A dark matter ring in a galaxy center
Astronomers scanning the Milky Way said on Wednesday they were baffled when they failed to spot something invisible. To explain: the team were looking for evidence of dark matter
, the substance that is believed to comprise 83 percent of matter in the Universe.
But it cannot be detected by the naked eye or by existing astronomical techniques.
Instead it is detected indirectly, from the gravitational pull that it exerts on other phenomena.
Astronomers at the European Southern Observatory (ESO) said they had expected to spot evidence for dark matter swirling around the Sun after they mapped the motions of more than 400 stars in the Milky Way.
But they found nothing.
"The amount of mass that we derive matches very well with what we see -- stars, dust and gas -- in the region around the Sun," team leader Christian Moni Bidin of Chile's University of Concepcion said in a press release.
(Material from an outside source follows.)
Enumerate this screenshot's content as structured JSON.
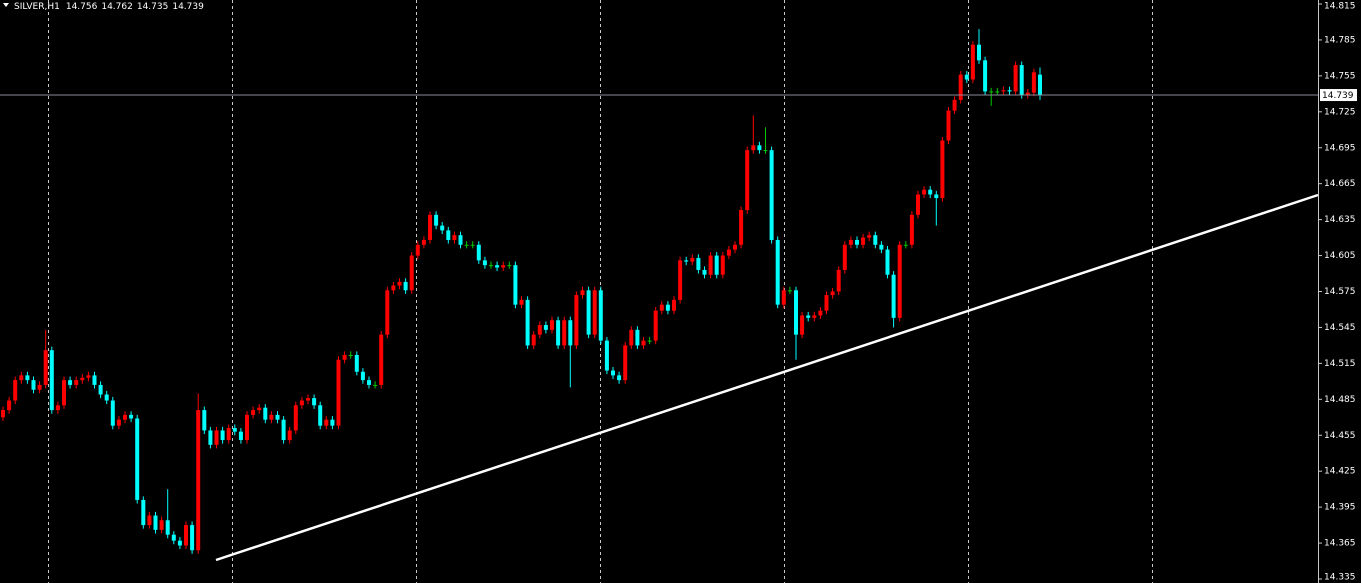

"But this leaves no room for the extra material -- dark matter -- that we were expecting. Our calculations show that it should have shown up very clearly in our measurements. But it was just not there!"
He added: "Despite the new results, the Milky Way certainly rotates much faster than the visible matter alone can account for.
"So, if dark matter is not present where we expected it, a new solution for the missing mass problem must be found. Our results contradict the currently accepted models. The mystery of dark matter has just become even more mysterious."
The ESO team used a 2.2-metre (7.15-feet) telescope at La Silla Observatory, located in the southern part Chile's bone-dry Atacama desert, to draw up the map.